Saturday, September 1, 2018

Sobbing with Cindy

I face the blank page finally, after a crappy week that I don't much want to think, let alone, write about. I never thought about being in my 60s and a confluence of circumstances leave me full of regret for bad decisions, inaction and far too much magical thinking.

Renee Fleming sings “Danny Boy” at the funeral of John McCain. I weep, as I've wept on and off since the beginning of the service. It is however, after a week on camera, the first time that I've seen Cindy McCain shed a tear. How vulnerable a song can make us. John McCain exemplifies a hawkishness that has long been anathema, yet I cry for him his family and our country. And even his squirrelly little friend Lindsey Graham.

I have no faith in the integrity of Jeff Sessions but I oppose his firing. My historical suspicion of American intelligence agencies and law enforcement has morphed into respect and is eclipsed by a fervent hope that certain of their works will continue unimpeded. Coming of age in the 70s we ridiculed the Red Scare and kept copies of The Little Red Book. We admired philosophically the ethos of shared wealth, and turned a blind eye to the actual failure of China and the USSR to bring this effectively to fruition.

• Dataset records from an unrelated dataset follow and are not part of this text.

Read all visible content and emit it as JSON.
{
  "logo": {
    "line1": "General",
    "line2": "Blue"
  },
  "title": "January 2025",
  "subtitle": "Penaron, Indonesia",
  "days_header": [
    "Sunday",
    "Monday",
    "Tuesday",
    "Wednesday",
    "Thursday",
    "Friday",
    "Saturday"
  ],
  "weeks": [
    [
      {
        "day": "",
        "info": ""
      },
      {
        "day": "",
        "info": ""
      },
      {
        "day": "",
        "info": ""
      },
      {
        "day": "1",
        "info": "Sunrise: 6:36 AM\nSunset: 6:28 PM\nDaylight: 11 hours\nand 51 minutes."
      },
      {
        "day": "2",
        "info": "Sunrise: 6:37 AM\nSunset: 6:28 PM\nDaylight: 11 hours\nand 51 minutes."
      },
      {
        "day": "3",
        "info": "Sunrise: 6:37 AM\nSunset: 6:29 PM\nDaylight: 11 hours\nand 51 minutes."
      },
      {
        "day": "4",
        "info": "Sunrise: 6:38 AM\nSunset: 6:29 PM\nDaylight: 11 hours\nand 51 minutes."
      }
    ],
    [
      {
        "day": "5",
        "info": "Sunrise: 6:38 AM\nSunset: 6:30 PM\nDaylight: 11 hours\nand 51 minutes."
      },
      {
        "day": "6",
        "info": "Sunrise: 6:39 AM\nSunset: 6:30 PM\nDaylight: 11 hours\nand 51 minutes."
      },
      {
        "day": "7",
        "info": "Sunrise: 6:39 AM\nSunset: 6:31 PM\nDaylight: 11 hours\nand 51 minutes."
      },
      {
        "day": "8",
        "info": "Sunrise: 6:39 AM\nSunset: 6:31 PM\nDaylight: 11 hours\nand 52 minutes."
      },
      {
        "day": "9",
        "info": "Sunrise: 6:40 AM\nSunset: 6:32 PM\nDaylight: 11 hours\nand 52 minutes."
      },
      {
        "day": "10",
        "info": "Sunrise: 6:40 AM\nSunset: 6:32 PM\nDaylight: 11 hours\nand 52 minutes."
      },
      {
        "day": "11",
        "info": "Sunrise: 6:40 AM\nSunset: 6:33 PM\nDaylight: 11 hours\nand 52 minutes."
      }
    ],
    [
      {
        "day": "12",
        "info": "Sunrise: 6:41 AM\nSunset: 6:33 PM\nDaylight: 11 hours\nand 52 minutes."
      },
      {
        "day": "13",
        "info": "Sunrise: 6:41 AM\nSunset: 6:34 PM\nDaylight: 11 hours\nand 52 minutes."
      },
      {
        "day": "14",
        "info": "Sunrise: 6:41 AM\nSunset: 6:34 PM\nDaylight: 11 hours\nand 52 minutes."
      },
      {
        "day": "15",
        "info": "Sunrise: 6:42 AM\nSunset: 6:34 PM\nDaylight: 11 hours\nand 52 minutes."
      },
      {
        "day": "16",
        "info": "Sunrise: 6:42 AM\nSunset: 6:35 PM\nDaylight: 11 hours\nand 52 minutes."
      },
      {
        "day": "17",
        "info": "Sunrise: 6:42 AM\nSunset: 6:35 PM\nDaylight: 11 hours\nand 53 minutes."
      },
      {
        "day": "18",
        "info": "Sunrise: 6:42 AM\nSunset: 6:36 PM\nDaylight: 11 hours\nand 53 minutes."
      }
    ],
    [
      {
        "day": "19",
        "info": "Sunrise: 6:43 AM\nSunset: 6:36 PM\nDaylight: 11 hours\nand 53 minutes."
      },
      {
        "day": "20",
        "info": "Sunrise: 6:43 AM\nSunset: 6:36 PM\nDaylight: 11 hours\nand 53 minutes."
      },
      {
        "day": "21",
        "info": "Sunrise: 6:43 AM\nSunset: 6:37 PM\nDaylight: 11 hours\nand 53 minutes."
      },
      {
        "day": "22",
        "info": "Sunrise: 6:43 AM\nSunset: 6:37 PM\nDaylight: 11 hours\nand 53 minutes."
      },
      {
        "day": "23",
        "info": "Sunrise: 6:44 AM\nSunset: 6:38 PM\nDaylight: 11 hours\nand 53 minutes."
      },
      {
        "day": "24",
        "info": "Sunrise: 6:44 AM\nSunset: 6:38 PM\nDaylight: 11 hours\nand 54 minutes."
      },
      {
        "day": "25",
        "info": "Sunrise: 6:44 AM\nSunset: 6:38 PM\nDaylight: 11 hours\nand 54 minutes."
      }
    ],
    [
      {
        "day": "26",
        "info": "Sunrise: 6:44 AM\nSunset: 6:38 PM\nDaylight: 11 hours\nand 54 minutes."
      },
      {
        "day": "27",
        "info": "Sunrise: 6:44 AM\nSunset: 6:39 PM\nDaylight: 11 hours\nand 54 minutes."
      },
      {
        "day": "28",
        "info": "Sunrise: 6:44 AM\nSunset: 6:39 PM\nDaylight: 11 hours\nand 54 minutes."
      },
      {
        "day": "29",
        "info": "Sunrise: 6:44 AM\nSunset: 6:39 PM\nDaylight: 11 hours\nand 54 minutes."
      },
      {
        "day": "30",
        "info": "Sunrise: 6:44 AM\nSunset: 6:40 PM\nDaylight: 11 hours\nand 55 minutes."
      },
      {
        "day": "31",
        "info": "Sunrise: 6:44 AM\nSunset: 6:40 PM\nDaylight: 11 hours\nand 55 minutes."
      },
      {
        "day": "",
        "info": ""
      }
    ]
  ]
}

Those who burned draft cards or fled to Canada were our heroes and those who waged war in Vietnam were demonized. Now I chastise President Bonespur, who doesn't even remember which foot that he was disabled by. I abhor Russian leadership and am very skeptical about China's place in the planet's future. And I weep to the point of dehydration at the funeral of John McCain.

Obama was a flawed leader, as has been every president in my lifetime, but hearing him speak reminds me that despite errors and miscalculations, I always felt trust in him and was so very proud of the dignity with which he lead our country. How ironic, that the funeral of John McCain, a man with whom I'd so fervently disagreed, may be a catalyst for returning our nation to civility and bi-partisan patriotism. My hope that righteousness will prevail is renewed.

The path to return to integrity and compassion will be a long one. I wonder if the ceremony for John McCain will be more of an impetus for our nation getting back on track than all of the indictments and plea deals that I find so satisfying.

And here, on my home-front, I realize that my lack of planning for what don't portend to be “golden years.” will also pose a struggle. The new principal at my school has covered the faculty women's bathroom with affirmation stickers. I send a male colleague on an exploratory mission and learn that the faculty men's room has not been similarly befouled. A sticker with a saying does not inspire. It will not change my life or make me better. A quote, erroneously attributed to Albert Einstein however does resonate. “The definition of insanity is doing the same thing over and over again and expecting different results.” It is time for me personally to do a number of things very differently. And I hope our nation too, follows suit. Hope is hollow without courage and action. As a dear friend concludes his correspondence, “Onward.”